In questo momento siete nettamente davanti al Napoli in classifica, pensi lo siate anche sul piano morale e psicologico?

Non direi e non dobbiamo cullarci su questo pensiero, perché alla fine abbiamo perso una partita solo una settimana fa, giocando in maniera indecorosa per quelle che sono le nostre caratteristiche e la nostra qualità, però la bravura è sapersi riprendere nel momento opportuno e oggi al di là di quello che diceva la classifica, ossia il Siena penultimo e noi primo, era una partita da prendere con le pinze perché loro erano in grande crescita e sapevamo che ci avrebbero messo in difficoltà e così è stato, ma l’abbiamo affrontata in un modo molto intelligente.

Quest’anno avete dovuto affrontare alcune piccole crisi…

Io credo che alla fine al di là di tutte le parole, i concetti che uno può dire, può esternare, io credo che il campionato lo si vinca quando devi vincere. Le partite che una squadra che anela a trionfare di nuovo e che non può farsi sfuggire sono queste, poi gli scontri diretti puoi permetterti anche di pareggiarli o addirittura perderli, però sono queste quelle che secondo me alla fine del campionato fanno la differenza.

Cosa deve avere un giovane portiere per diventare un campione?

Io penso che il mio atteggiamento, soprattutto adesso che sono più maturo, è cambiato molto nell’allenarmi e nell’affrontare le partite, perché alla fine saranno gli ultimi anni in cui giocherò e non voglio avere rimpianti. Anche quando gioco queste partite che sulla carta potrebbero sviarti e farti arrivare un po’ deconcentrato al match, non me la sento di regalare niente perché già quest’anno ho fatto un regalo con la Sampdoria e me lo porto ancora appresso. E allora ogni volta che rischio di arrivare in maniera superficiale a certi incontri ripenso a quella gara e faccio presto a tornare in carreggiata.

Pensando già al Napoli, ti preoccupa Cavani?

Il Napoli ha in Cavani l’arma migliore e quella più pericolosa, però il Napoli è una squadra che gioca d’insieme, che suona lo stesso spartito ormai da tantissimo tempo e tantissimi anni. Hanno secondo me un grandissimo allenatore e hanno delle conoscenze sia tattiche che tecniche molto profonde perché giocano insieme da parecchio tempo. C’è un grandissimo rispetto nei loro confronti, giocheremo la partita come abbiamo sempre fatto, senza fare troppi calcoli perché di solito nei momenti in cui cominciamo a far calcoli non tornano mai, per cui è bene affrontarla nella maniera più congeniale alle nostre caratteristiche.

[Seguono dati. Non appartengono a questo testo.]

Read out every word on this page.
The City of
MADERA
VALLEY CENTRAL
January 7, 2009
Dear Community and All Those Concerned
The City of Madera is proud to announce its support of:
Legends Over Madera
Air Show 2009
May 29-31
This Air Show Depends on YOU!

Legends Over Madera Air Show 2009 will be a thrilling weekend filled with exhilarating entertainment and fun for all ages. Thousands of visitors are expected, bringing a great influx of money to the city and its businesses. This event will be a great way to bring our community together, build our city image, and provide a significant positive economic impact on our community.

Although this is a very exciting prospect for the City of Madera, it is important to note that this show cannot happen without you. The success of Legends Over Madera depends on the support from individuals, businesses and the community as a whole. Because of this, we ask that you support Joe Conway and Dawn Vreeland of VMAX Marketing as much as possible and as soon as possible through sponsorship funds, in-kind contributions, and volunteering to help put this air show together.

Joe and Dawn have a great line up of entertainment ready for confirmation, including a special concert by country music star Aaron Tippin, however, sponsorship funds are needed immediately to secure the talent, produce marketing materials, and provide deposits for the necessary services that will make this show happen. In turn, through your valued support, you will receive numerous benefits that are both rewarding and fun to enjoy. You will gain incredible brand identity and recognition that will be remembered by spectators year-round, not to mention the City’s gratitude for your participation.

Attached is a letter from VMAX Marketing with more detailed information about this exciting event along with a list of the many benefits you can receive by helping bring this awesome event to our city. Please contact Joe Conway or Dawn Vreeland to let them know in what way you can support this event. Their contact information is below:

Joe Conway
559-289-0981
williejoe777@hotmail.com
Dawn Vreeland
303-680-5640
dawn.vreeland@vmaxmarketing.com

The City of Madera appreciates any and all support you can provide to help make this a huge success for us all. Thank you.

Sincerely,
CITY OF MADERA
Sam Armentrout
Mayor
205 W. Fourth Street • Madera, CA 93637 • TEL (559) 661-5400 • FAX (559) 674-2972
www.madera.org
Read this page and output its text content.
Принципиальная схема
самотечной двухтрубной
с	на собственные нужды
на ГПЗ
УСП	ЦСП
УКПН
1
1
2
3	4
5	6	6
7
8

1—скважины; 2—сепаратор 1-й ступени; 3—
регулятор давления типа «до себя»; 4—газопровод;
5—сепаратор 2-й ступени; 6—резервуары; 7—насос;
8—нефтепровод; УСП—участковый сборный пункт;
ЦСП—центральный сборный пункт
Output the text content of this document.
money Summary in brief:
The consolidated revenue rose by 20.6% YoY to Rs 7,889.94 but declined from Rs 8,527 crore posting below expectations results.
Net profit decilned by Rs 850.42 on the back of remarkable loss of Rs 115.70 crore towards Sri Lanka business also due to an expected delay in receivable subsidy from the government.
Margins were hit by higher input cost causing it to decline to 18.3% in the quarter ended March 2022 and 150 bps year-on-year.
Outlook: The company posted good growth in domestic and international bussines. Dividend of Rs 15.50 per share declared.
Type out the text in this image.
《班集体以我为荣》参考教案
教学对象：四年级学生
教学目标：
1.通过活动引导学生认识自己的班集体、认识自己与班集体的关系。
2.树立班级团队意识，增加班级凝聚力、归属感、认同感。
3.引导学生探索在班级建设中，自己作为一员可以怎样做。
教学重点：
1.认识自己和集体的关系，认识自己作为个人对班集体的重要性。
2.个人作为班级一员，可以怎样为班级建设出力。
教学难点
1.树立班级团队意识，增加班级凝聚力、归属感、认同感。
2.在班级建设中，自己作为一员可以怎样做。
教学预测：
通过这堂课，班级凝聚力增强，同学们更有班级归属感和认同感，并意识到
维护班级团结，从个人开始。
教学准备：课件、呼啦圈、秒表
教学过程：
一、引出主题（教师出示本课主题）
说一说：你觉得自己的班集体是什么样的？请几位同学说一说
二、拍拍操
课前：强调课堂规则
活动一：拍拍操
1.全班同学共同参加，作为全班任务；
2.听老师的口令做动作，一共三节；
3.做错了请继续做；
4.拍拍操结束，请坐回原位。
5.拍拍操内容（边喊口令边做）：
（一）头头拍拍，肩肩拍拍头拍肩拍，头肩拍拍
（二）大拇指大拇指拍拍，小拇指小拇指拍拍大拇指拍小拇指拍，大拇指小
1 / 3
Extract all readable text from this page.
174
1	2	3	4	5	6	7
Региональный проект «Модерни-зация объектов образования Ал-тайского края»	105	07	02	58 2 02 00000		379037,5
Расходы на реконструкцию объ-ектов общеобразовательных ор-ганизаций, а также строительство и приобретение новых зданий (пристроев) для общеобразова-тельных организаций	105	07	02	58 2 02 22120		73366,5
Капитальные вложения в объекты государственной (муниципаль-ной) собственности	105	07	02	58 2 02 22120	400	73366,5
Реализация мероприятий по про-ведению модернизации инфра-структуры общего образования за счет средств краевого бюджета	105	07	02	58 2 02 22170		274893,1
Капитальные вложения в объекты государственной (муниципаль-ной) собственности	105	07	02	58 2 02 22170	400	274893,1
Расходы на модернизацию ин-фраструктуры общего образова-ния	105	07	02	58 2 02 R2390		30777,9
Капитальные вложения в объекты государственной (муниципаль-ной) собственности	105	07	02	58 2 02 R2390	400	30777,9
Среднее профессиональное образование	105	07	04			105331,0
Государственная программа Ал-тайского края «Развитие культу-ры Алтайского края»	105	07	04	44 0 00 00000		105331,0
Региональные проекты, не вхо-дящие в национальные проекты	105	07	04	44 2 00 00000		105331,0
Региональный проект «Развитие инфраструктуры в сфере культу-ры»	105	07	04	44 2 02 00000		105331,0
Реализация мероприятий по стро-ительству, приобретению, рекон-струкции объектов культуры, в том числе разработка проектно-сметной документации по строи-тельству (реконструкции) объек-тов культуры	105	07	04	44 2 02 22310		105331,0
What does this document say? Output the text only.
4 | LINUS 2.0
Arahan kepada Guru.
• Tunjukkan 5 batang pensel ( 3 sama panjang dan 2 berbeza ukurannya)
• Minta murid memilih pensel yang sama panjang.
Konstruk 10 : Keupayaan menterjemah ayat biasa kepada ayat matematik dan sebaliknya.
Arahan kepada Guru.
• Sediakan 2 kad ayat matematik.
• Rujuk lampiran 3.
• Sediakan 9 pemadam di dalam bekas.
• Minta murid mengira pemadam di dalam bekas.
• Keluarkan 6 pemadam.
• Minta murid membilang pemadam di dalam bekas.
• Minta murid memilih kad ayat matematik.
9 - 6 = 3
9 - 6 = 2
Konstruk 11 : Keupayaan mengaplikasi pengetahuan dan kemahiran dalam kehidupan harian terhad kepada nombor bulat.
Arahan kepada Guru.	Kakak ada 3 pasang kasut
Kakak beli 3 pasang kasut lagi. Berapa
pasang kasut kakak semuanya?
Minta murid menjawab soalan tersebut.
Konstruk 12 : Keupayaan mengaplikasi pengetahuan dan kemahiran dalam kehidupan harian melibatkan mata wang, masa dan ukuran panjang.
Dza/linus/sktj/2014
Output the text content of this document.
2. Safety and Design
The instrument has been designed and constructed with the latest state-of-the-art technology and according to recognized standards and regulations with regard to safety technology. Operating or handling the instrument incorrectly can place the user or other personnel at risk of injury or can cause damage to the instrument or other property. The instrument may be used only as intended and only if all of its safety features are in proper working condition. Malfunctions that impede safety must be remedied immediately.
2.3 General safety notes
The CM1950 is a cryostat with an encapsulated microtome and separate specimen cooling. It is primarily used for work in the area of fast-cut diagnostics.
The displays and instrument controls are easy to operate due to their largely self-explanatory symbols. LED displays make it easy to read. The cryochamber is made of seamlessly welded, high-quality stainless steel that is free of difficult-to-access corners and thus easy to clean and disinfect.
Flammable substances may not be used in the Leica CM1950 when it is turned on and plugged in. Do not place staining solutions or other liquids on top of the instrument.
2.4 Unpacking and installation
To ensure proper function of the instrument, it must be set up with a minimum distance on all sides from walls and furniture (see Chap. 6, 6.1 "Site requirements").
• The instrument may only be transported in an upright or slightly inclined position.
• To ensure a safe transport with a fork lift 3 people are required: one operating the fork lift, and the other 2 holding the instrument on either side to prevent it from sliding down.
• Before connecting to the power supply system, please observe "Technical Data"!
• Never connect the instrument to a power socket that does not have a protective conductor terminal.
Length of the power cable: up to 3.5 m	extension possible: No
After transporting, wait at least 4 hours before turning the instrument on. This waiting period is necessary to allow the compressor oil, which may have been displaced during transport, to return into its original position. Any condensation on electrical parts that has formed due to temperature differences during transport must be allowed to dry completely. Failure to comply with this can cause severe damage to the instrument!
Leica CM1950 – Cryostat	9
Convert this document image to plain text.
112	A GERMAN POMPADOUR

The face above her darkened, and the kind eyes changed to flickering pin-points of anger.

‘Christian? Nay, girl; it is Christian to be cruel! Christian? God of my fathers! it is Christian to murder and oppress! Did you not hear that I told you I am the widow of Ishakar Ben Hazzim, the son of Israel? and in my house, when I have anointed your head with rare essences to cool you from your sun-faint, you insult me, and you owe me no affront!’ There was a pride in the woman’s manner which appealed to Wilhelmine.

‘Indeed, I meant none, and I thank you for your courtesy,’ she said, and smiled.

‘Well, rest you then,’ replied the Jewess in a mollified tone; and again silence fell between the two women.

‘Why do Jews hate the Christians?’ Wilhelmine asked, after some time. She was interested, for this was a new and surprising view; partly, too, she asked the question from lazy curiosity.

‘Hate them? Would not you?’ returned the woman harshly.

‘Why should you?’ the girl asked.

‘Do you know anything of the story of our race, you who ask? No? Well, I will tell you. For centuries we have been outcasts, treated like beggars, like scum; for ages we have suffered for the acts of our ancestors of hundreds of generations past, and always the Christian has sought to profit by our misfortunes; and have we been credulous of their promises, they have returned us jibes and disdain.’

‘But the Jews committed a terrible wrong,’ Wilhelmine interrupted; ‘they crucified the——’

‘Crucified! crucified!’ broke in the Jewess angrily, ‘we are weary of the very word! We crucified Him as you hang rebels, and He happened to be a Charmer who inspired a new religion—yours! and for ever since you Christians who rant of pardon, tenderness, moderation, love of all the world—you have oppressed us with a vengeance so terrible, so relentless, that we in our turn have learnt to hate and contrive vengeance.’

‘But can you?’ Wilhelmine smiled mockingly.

Chi pensi possa essere un tuo erede? Pensi che Leali, che si sta facendo le ossa al Lanciano ma è della Juventus, possa avere un percorso simile al tuo?

Secondo me sì, se li facciamo crescere senza troppe pressioni e senza ricordargli settimanalmente che il confronto è con Gigi Buffon, ma invece il confronto lo devono trovare con loro stessi, io credo che avranno l’opportunità di fare una luminosa carriera e che l’Italia dopo di me non avrà problemi a trovare dei sostituti. È chiaro che se la pressione mediatica ad ogni errore, ad ogni partita, è sempre quella di cercare, di stimolarli in questo confronto col sottoscritto, è chiaro che non si fa il loro bene.